Art Basel stages modern and contemporary art fairs annually in Basel, Miami Beach, and Hong Kong. Hong Kong joined the Art Basel family in 2013 and traces twelve decades of 20th and 21st century art through paintings, sculptures, drawings, installations, photographs, video and editioned works, representing more than 3,000 artists from around the globe. Through a program of discussions and presentations, the show also offers a platform for cross-cultural exchanges among artists, gallerists, curators, collectors and visitors.
Art Basel in Hong Kong 2017, from March 23 to 25 whose Lead Partner is UBS, features 29 new galleries and half of the participating galleries with exhibition spaces in Asia and the Asia Pacific region, making it an unparalleled showcase for art from this region.
In addition, Art Basel is working closely with key cultural organizations across the city, including Asia Art Archive (AAA), the Asia Society, Para/Site Art Space, Spring Workshop and M+, Hong Kong’s new museum for visual culture, offering an associated program of events onsite and throughout the city that takes place during the week of the show.
This year, 242 galleries from 34 countries and territories will participate in eight show sectors:
Galleries – The Galleries sector presents art from 190 of the world’s leading modern and contemporary art galleries, displaying paintings, sculptures, drawings, installations, photographs, film, video and digital artworks from the 20th and 21st centuries.
Insights – The Insights sector will be dedicated to curatorial projects by 27 galleries, of which eight are completely new to the show. Featuring solo shows, exceptional historical material and strong thematic group exhibitions, this unique sector illustrates Asian art history by presenting the work of important artists from Asia and the Asia Pacific region.
Discoveries – Discoveries gives a platform to emerging contemporary artists, showcasing work by the next generation of talent at an early stage in their career. Galleries exhibit new work created specifically for the show by one or two artists from their gallery program.

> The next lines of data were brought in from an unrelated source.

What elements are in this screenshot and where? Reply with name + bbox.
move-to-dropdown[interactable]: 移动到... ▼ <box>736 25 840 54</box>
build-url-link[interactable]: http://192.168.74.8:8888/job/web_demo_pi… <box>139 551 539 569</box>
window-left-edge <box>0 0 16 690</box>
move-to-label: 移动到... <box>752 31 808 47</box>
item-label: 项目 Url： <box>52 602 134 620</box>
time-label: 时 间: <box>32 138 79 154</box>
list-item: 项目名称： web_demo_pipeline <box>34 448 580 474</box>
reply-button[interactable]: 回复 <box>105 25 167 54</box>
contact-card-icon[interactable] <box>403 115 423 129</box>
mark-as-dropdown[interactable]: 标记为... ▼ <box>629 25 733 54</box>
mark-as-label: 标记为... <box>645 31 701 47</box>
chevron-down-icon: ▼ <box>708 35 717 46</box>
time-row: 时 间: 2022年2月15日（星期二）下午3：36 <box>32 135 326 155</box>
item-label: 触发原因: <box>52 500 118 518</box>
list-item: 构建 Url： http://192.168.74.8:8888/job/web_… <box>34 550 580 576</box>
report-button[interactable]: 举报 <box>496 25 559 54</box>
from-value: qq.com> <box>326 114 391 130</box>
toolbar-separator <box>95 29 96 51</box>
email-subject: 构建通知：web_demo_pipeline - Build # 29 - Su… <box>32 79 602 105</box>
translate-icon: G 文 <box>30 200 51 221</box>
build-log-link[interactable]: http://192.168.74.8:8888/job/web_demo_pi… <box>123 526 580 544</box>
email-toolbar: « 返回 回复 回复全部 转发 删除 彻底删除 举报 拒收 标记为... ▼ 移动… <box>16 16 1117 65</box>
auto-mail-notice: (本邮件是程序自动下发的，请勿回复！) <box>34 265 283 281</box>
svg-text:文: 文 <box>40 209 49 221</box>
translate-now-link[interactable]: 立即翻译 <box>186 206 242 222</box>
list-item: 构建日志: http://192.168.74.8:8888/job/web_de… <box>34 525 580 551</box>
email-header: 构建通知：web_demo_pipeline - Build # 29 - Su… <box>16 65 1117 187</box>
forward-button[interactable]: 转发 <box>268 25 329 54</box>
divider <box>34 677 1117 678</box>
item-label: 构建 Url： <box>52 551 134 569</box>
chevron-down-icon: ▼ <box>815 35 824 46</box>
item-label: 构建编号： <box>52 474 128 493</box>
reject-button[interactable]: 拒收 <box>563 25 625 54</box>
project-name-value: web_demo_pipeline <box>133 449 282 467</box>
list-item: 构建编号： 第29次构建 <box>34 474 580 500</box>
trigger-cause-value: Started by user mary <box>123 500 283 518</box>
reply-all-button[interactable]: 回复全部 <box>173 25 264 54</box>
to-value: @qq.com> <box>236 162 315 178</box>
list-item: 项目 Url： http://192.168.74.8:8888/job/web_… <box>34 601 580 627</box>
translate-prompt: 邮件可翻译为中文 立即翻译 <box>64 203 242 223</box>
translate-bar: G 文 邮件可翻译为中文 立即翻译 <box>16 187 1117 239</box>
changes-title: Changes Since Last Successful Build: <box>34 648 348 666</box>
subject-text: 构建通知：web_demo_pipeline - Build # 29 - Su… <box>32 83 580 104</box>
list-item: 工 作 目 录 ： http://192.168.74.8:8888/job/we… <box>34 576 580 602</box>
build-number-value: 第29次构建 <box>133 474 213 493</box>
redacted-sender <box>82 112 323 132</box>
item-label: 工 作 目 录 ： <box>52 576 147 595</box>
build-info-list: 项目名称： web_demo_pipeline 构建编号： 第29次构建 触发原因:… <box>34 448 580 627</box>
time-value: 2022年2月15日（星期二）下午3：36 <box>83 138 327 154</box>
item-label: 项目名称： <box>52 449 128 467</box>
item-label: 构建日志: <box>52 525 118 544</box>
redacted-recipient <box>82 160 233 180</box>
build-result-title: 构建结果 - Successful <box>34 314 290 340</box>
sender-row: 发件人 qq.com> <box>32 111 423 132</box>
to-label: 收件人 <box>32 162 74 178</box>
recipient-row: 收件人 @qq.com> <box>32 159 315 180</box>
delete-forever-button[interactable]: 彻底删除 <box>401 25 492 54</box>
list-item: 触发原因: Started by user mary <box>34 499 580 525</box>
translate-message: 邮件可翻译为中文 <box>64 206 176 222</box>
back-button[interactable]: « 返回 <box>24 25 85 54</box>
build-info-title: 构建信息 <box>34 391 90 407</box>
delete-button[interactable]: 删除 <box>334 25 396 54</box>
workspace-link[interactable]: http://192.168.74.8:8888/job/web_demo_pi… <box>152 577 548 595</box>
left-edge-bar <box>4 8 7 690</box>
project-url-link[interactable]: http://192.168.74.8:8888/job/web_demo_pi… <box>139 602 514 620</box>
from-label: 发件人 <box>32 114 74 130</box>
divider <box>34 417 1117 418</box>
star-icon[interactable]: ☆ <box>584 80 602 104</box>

Encounters – Dedicated to presenting large-scale sculpture and installation works by leading artists from around the world, Encounters offers the opportunity to see works that transcend the traditional art fair stands, presented in prominent locations throughout the exhibition halls. This year, Encounters will explore the themes of time, space and meaning.

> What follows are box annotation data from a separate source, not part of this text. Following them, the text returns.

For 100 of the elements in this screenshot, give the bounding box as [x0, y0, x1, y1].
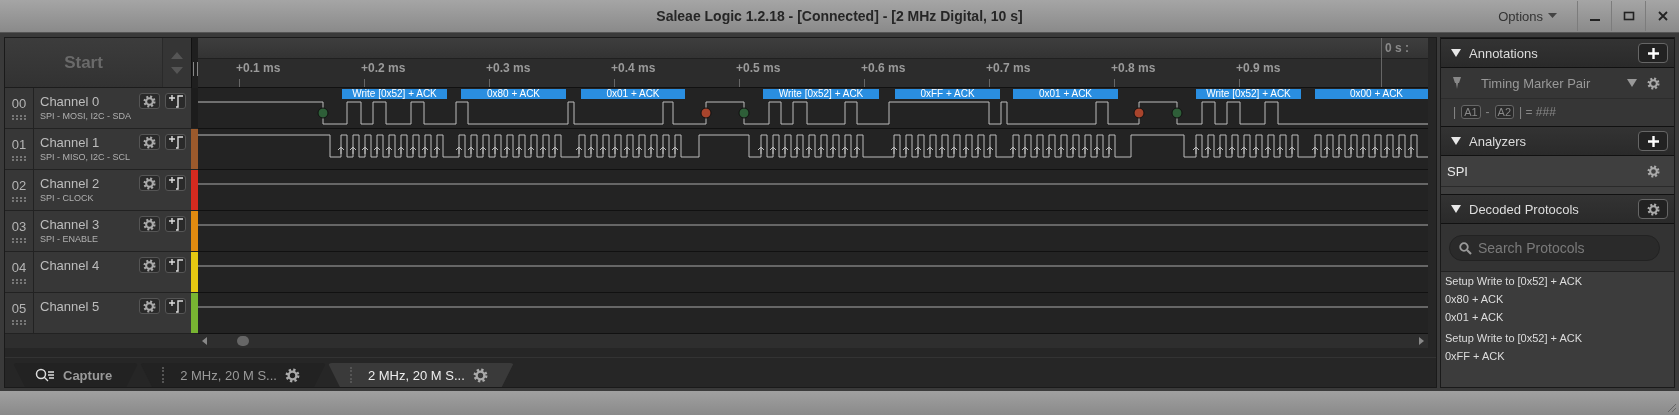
search-list-icon — [35, 367, 55, 383]
caret-icon — [1548, 13, 1557, 19]
decoded-protocol-row[interactable]: Setup Write to [0x52] + ACK — [1441, 272, 1674, 290]
plus-edge-icon — [167, 135, 184, 149]
channel-name: Channel 1 — [40, 135, 101, 150]
trigger-button[interactable] — [165, 298, 186, 314]
trigger-button[interactable] — [165, 257, 186, 273]
maximize-icon — [1622, 10, 1635, 22]
grip-dots-icon — [12, 197, 26, 202]
window-title: Saleae Logic 1.2.18 - [Connected] - [2 MHz Digital, 10 s] — [656, 8, 1023, 24]
marker-dot — [1133, 107, 1145, 119]
add-button[interactable] — [1638, 131, 1668, 151]
gear-icon — [1647, 164, 1660, 178]
resize-grip-icon[interactable] — [1665, 401, 1677, 413]
marker-badge: A1 — [1461, 105, 1481, 119]
grip-dots-icon — [12, 279, 26, 284]
panel-title: Analyzers — [1469, 133, 1528, 149]
gear-icon — [143, 135, 156, 149]
channel-settings-button[interactable] — [139, 257, 160, 273]
channel-settings-button[interactable] — [139, 298, 160, 314]
scroll-thumb[interactable] — [237, 336, 249, 346]
plus-edge-icon — [167, 217, 184, 231]
time-tick-label: +0.7 ms — [986, 61, 1031, 75]
channel-number: 00 — [11, 96, 27, 111]
session-tab[interactable]: 2 MHz, 20 M S... — [327, 363, 514, 387]
session-tab[interactable]: 2 MHz, 20 M S... — [140, 363, 326, 387]
decoded-protocol-row[interactable]: 0x01 + ACK — [1441, 308, 1674, 326]
time-tick-label: +0.1 ms — [236, 61, 281, 75]
collapse-triangle-icon — [1451, 48, 1461, 58]
channel-settings-button[interactable] — [139, 216, 160, 232]
channel-number: 05 — [11, 301, 27, 316]
time-tick-label: +0.9 ms — [1236, 61, 1281, 75]
marker-badge: A2 — [1494, 105, 1515, 119]
channel-number: 01 — [11, 137, 27, 152]
channel-name: Channel 4 — [40, 258, 101, 273]
decoded-data-label: 0x80 + ACK — [461, 89, 566, 99]
scroll-right-icon[interactable] — [1417, 336, 1425, 346]
channel-description: SPI - MOSI, I2C - SDA — [40, 111, 132, 121]
grip-dots-icon — [12, 156, 26, 161]
decoded-protocol-row[interactable]: 0xFF + ACK — [1441, 347, 1674, 365]
close-icon — [1656, 10, 1669, 22]
channel-name: Channel 2 — [40, 176, 101, 191]
plus-edge-icon — [167, 176, 184, 190]
pin-icon — [1453, 77, 1461, 89]
gear-icon — [143, 258, 156, 272]
dropdown-triangle-icon[interactable] — [1627, 79, 1637, 87]
decoded-data-label: Write [0x52] + ACK — [1196, 89, 1301, 99]
scroll-left-icon[interactable] — [201, 336, 209, 346]
horizontal-scrollbar[interactable] — [5, 334, 1428, 348]
marker-dot — [1171, 107, 1183, 119]
trigger-button[interactable] — [165, 93, 186, 109]
channel-name: Channel 3 — [40, 217, 101, 232]
decoded-data-label: 0xFF + ACK — [895, 89, 1000, 99]
gear-icon — [1647, 76, 1660, 90]
collapse-triangle-icon — [1451, 204, 1461, 214]
time-tick-label: +0.2 ms — [361, 61, 406, 75]
channel-description: SPI - MISO, I2C - SCL — [40, 152, 132, 162]
channel-settings-button[interactable] — [139, 175, 160, 191]
formula-text: | = ### — [1519, 105, 1556, 119]
session-tab[interactable]: Capture — [13, 363, 139, 387]
settings-button[interactable] — [1638, 199, 1668, 219]
gear-icon — [284, 367, 300, 383]
trigger-button[interactable] — [165, 216, 186, 232]
formula-text: | — [1453, 105, 1457, 119]
plus-edge-icon — [167, 94, 184, 108]
panel-title: Annotations — [1469, 45, 1539, 61]
plus-edge-icon — [167, 299, 184, 313]
gear-icon — [143, 94, 156, 108]
channel-name: Channel 0 — [40, 94, 101, 109]
time-tick-label: +0.3 ms — [486, 61, 531, 75]
channel-name: Channel 5 — [40, 299, 101, 314]
time-tick-label: +0.4 ms — [611, 61, 656, 75]
channel-number: 04 — [11, 260, 27, 275]
decoded-data-label: Write [0x52] + ACK — [763, 89, 879, 99]
channel-number: 02 — [11, 178, 27, 193]
panel-title: Decoded Protocols — [1469, 201, 1580, 217]
search-field[interactable]: Search Protocols — [1449, 235, 1660, 261]
add-button[interactable] — [1638, 43, 1668, 63]
decoded-data-label: 0x01 + ACK — [581, 89, 685, 99]
decoded-protocol-row[interactable]: 0x80 + ACK — [1441, 290, 1674, 308]
channel-description: SPI - CLOCK — [40, 193, 95, 203]
options-menu[interactable]: Options — [1498, 8, 1557, 24]
grip-dots-icon — [12, 115, 26, 120]
channel-description: SPI - ENABLE — [40, 234, 100, 244]
minimize-icon — [1589, 19, 1600, 21]
decoded-protocol-row[interactable]: Setup Write to [0x52] + ACK — [1441, 329, 1674, 347]
channel-settings-button[interactable] — [139, 134, 160, 150]
grip-dots-icon — [12, 320, 26, 325]
channel-settings-button[interactable] — [139, 93, 160, 109]
trigger-button[interactable] — [165, 134, 186, 150]
gear-icon — [143, 217, 156, 231]
cursor-time-label: 0 s : — [1385, 41, 1409, 55]
trigger-button[interactable] — [165, 175, 186, 191]
marker-dot — [738, 107, 750, 119]
time-tick-label: +0.6 ms — [861, 61, 906, 75]
decoded-data-label: 0x00 + ACK — [1315, 89, 1428, 99]
grip-dots-icon — [12, 238, 26, 243]
time-tick-label: +0.5 ms — [736, 61, 781, 75]
marker-dot — [317, 107, 329, 119]
decoded-data-label: 0x01 + ACK — [1013, 89, 1118, 99]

Film – Curated by Li Zhenhua, Director and Founder of Beijing Art Lab, the Film sector presents a program of short and feature-length films by and about artists.
Magazines – Art publications from around the world are on display and contribute presentations to Salon, the afternoon series of lectures and discussions by prominent members of the artworld.
Kabinett – a much-loved sector of Art Basel’s Miami Beach show, will make its Hong Kong debut in March 2017 with 19 projects. Participants will present curated exhibitions in an architecturally delineated space within their booths. The diverse curatorial concepts for the Kabinett sector include thematic group exhibitions, art-historical showcases, and solo shows for rising stars.
Two of Hong Kong’s iconic public trams will be transformed into moving camera obscuras during the show in March. Hong Kong Artist Kingsley Ng’s ‘Twenty-Five Minutes Older’ will create an altered reality, allowing passengers to experience the city in reverse. Capturing images of passing street life, the scenes displayed inside the tram will be accompanied by spoken extracts from Liu Yichang’s stream-of-consciousness novella ‘Tête-bêche’. The project, which is free to the public, will run from March 20 to 28.
M+ will present ‘Ambiguously Yours: Gender in Hong Kong popular culture’. Comprising more than sixty works, this exhibition examines how Hong Kong popular culture has acted as a platform for new, progressive, and even socially subversive ideas about gender. Through select examples from film, fashion, music, photography, and print media, ‘Ambiguously Yours’ explores different representations of gender ambiguity and androgyny from the 1980s to today.